So swapping http://js.arcgis.com/3.6/init.js for http://js.arcgis.com/3.6compact/init.js in a test application increases the amount of http requests by 75... from 132 to 207....yet the total amount of data transferred is 1.5Mb in both cases (the increased number of requests makes up for the smaller size of the build itself).
I believe this speaks to the broader issue that if the CDN is the promoted way to refer to the API, than there should actually be sensible build layers provided that use idiomatic Dojo build practices to reduce HTTP requests.
AMD is a dependency management system which lends itself to good building, but if you don't build AMD slows you down.
I think the JS API team may need to look harder at the issue of build layers and what is best provided by a CDN (ie 4-6 larger files vs. 150 small ones). Also, building small AMD files into layers can reduce them 5-10% just due to inlining, reducing total bytes sent. This would likely be a win for server load also, as there would be less concurrent requests to negotiate.

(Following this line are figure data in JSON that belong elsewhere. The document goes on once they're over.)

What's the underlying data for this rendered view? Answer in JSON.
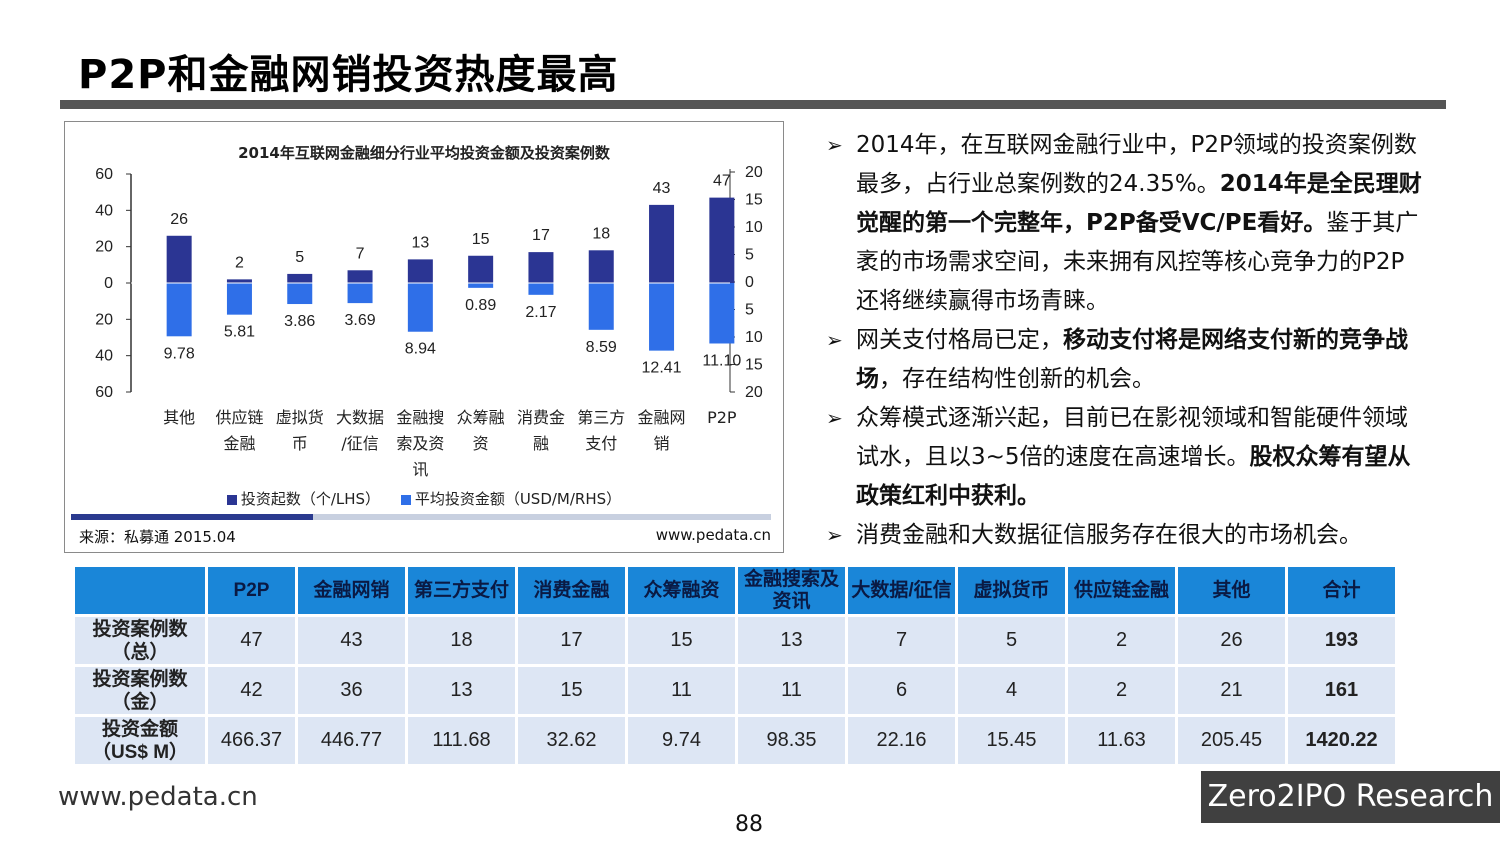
{
  "title": "P2P和金融网销投资热度最高",
  "chart": {
    "source": "来源：私募通 2015.04",
    "website": "www.pedata.cn"
  },
  "chart_data": {
    "type": "bar",
    "title": "2014年互联网金融细分行业平均投资金额及投资案例数",
    "categories": [
      [
        "其他"
      ],
      [
        "供应链",
        "金融"
      ],
      [
        "虚拟货",
        "币"
      ],
      [
        "大数据",
        "/征信"
      ],
      [
        "金融搜",
        "索及资",
        "讯"
      ],
      [
        "众筹融",
        "资"
      ],
      [
        "消费金",
        "融"
      ],
      [
        "第三方",
        "支付"
      ],
      [
        "金融网",
        "销"
      ],
      [
        "P2P"
      ]
    ],
    "series": [
      {
        "name": "投资起数（个/LHS）",
        "values": [
          26,
          2,
          5,
          7,
          13,
          15,
          17,
          18,
          43,
          47
        ],
        "color": "#2b3593",
        "axis": "left",
        "direction": "up",
        "labels": [
          "26",
          "2",
          "5",
          "7",
          "13",
          "15",
          "17",
          "18",
          "43",
          "47"
        ]
      },
      {
        "name": "平均投资金额（USD/M/RHS）",
        "values": [
          9.78,
          5.81,
          3.86,
          3.69,
          8.94,
          0.89,
          2.17,
          8.59,
          12.41,
          11.1
        ],
        "color": "#2f6fe8",
        "axis": "right",
        "direction": "down",
        "labels": [
          "9.78",
          "5.81",
          "3.86",
          "3.69",
          "8.94",
          "0.89",
          "2.17",
          "8.59",
          "12.41",
          "11.10"
        ]
      }
    ],
    "left_ticks": [
      "60",
      "40",
      "20",
      "0",
      "20",
      "40",
      "60"
    ],
    "right_ticks": [
      "20",
      "15",
      "10",
      "5",
      "0",
      "5",
      "10",
      "15",
      "20"
    ],
    "ylim_left": [
      -60,
      60
    ],
    "ylim_right": [
      -20,
      20
    ]
  },
  "bullets": [
    {
      "parts": [
        {
          "text": "2014年，在互联网金融行业中，P2P领域的投资案例数最多，占行业总案例数的24.35%。",
          "bold": false
        },
        {
          "text": "2014年是全民理财觉醒的第一个完整年，P2P备受VC/PE看好。",
          "bold": true
        },
        {
          "text": "鉴于其广袤的市场需求空间，未来拥有风控等核心竞争力的P2P还将继续赢得市场青睐。",
          "bold": false
        }
      ]
    },
    {
      "parts": [
        {
          "text": "网关支付格局已定，",
          "bold": false
        },
        {
          "text": "移动支付将是网络支付新的竞争战场",
          "bold": true
        },
        {
          "text": "，存在结构性创新的机会。",
          "bold": false
        }
      ]
    },
    {
      "parts": [
        {
          "text": "众筹模式逐渐兴起，目前已在影视领域和智能硬件领域试水，且以3~5倍的速度在高速增长。",
          "bold": false
        },
        {
          "text": "股权众筹有望从政策红利中获利。",
          "bold": true
        }
      ]
    },
    {
      "parts": [
        {
          "text": "消费金融和大数据征信服务存在很大的市场机会。",
          "bold": false
        }
      ]
    }
  ],
  "table": {
    "headers": [
      "P2P",
      "金融网销",
      "第三方支付",
      "消费金融",
      "众筹融资",
      "金融搜索及资讯",
      "大数据/征信",
      "虚拟货币",
      "供应链金融",
      "其他",
      "合计"
    ],
    "rows": [
      {
        "label": "投资案例数（总）",
        "values": [
          "47",
          "43",
          "18",
          "17",
          "15",
          "13",
          "7",
          "5",
          "2",
          "26",
          "193"
        ]
      },
      {
        "label": "投资案例数（金）",
        "values": [
          "42",
          "36",
          "13",
          "15",
          "11",
          "11",
          "6",
          "4",
          "2",
          "21",
          "161"
        ]
      },
      {
        "label": "投资金额（US$ M）",
        "values": [
          "466.37",
          "446.77",
          "111.68",
          "32.62",
          "9.74",
          "98.35",
          "22.16",
          "15.45",
          "11.63",
          "205.45",
          "1420.22"
        ]
      }
    ]
  },
  "footer": {
    "url": "www.pedata.cn",
    "page": "88",
    "brand": "Zero2IPO Research"
  }
}
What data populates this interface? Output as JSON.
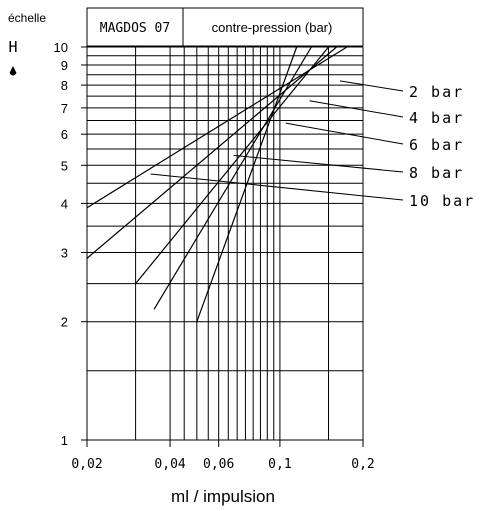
{
  "chart_data": {
    "type": "line",
    "header": {
      "scale_label": "échelle",
      "scale_symbol": "H",
      "model": "MAGDOS 07",
      "legend_title": "contre-pression (bar)"
    },
    "xlabel": "ml / impulsion",
    "x_scale": "log",
    "y_scale": "log",
    "xlim": [
      0.02,
      0.2
    ],
    "ylim": [
      1,
      10
    ],
    "x_tick_labels": [
      {
        "value": 0.02,
        "label": "0,02"
      },
      {
        "value": 0.04,
        "label": "0,04"
      },
      {
        "value": 0.06,
        "label": "0,06"
      },
      {
        "value": 0.1,
        "label": "0,1"
      },
      {
        "value": 0.2,
        "label": "0,2"
      }
    ],
    "y_tick_labels": [
      {
        "value": 1,
        "label": "1"
      },
      {
        "value": 2,
        "label": "2"
      },
      {
        "value": 3,
        "label": "3"
      },
      {
        "value": 4,
        "label": "4"
      },
      {
        "value": 5,
        "label": "5"
      },
      {
        "value": 6,
        "label": "6"
      },
      {
        "value": 7,
        "label": "7"
      },
      {
        "value": 8,
        "label": "8"
      },
      {
        "value": 9,
        "label": "9"
      },
      {
        "value": 10,
        "label": "10"
      }
    ],
    "x_gridlines": [
      0.02,
      0.03,
      0.04,
      0.045,
      0.05,
      0.055,
      0.06,
      0.065,
      0.07,
      0.075,
      0.08,
      0.085,
      0.09,
      0.095,
      0.1,
      0.15,
      0.2
    ],
    "y_gridlines": [
      1.5,
      2,
      2.5,
      3,
      3.5,
      4,
      4.5,
      5,
      5.5,
      6,
      6.5,
      7,
      7.5,
      8,
      8.5,
      9,
      9.5,
      10
    ],
    "series": [
      {
        "name": "2 bar",
        "x": [
          0.02,
          0.2
        ],
        "y": [
          3.9,
          10.6
        ],
        "leader_anchor": [
          0.165,
          8.2
        ]
      },
      {
        "name": "4 bar",
        "x": [
          0.02,
          0.2
        ],
        "y": [
          2.9,
          11.4
        ],
        "leader_anchor": [
          0.128,
          7.3
        ]
      },
      {
        "name": "6 bar",
        "x": [
          0.03,
          0.15
        ],
        "y": [
          2.5,
          10.0
        ],
        "leader_anchor": [
          0.105,
          6.4
        ]
      },
      {
        "name": "8 bar",
        "x": [
          0.035,
          0.13
        ],
        "y": [
          2.15,
          10.0
        ],
        "leader_anchor": [
          0.068,
          5.3
        ]
      },
      {
        "name": "10 bar",
        "x": [
          0.05,
          0.115
        ],
        "y": [
          2.0,
          10.0
        ],
        "leader_anchor": [
          0.034,
          4.75
        ]
      }
    ]
  }
}
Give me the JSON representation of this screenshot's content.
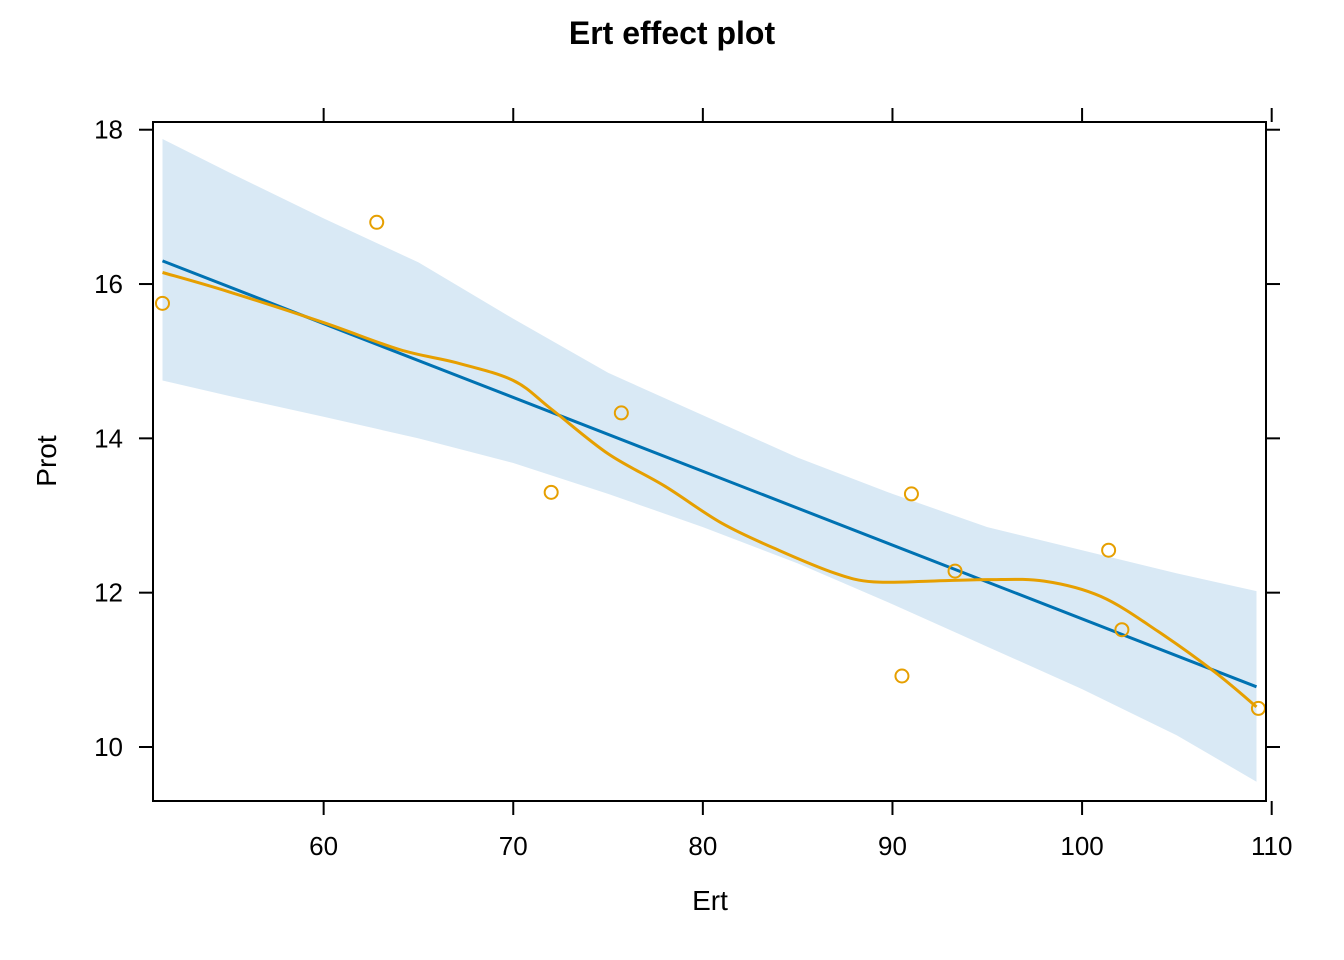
{
  "chart_data": {
    "type": "line",
    "title": "Ert effect plot",
    "xlabel": "Ert",
    "ylabel": "Prot",
    "xlim": [
      51.0,
      109.7
    ],
    "ylim": [
      9.3,
      18.1
    ],
    "xticks": [
      60,
      70,
      80,
      90,
      100,
      110
    ],
    "yticks": [
      10,
      12,
      14,
      16,
      18
    ],
    "grid": false,
    "legend": "none",
    "colors": {
      "fit": "#0072B2",
      "band": "#d9e9f5",
      "smooth": "#E69F00",
      "points": "#E69F00",
      "frame": "#000000"
    },
    "series": [
      {
        "kind": "fit-line",
        "x": [
          51.5,
          109.2
        ],
        "y": [
          16.3,
          10.78
        ]
      },
      {
        "kind": "confidence-band",
        "x": [
          51.5,
          55,
          60,
          65,
          70,
          75,
          80,
          85,
          90,
          95,
          100,
          105,
          109.2
        ],
        "lower": [
          14.75,
          14.55,
          14.28,
          14.0,
          13.68,
          13.28,
          12.85,
          12.38,
          11.85,
          11.3,
          10.75,
          10.15,
          9.55
        ],
        "upper": [
          17.88,
          17.45,
          16.85,
          16.28,
          15.55,
          14.85,
          14.3,
          13.75,
          13.28,
          12.85,
          12.55,
          12.25,
          12.02
        ]
      },
      {
        "kind": "smooth",
        "x": [
          51.5,
          55,
          60,
          64,
          67,
          70,
          72,
          75,
          78,
          81,
          84,
          87,
          89,
          92,
          95,
          98,
          101,
          104,
          107,
          109.2
        ],
        "y": [
          16.15,
          15.9,
          15.5,
          15.15,
          14.98,
          14.75,
          14.38,
          13.8,
          13.38,
          12.9,
          12.55,
          12.25,
          12.14,
          12.15,
          12.17,
          12.15,
          11.95,
          11.5,
          10.97,
          10.52
        ]
      },
      {
        "kind": "points",
        "x": [
          51.5,
          62.8,
          72.0,
          75.7,
          90.5,
          91.0,
          93.3,
          101.4,
          102.1,
          109.3
        ],
        "y": [
          15.75,
          16.8,
          13.3,
          14.33,
          10.92,
          13.28,
          12.28,
          12.55,
          11.52,
          10.5
        ]
      }
    ]
  }
}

Alternatively, providing the uncompressed source or even putting the API on github would provide immense benefit to both developers and the API itself. I have fixed several bugs in my own uncompressed source (when it was accidentally released a view versions ago), and I'd love for an easy way to incorporate these back into the community. Doesn't get much easier than a pull request.
Anyhow cheers, and looking forward to more action in this area.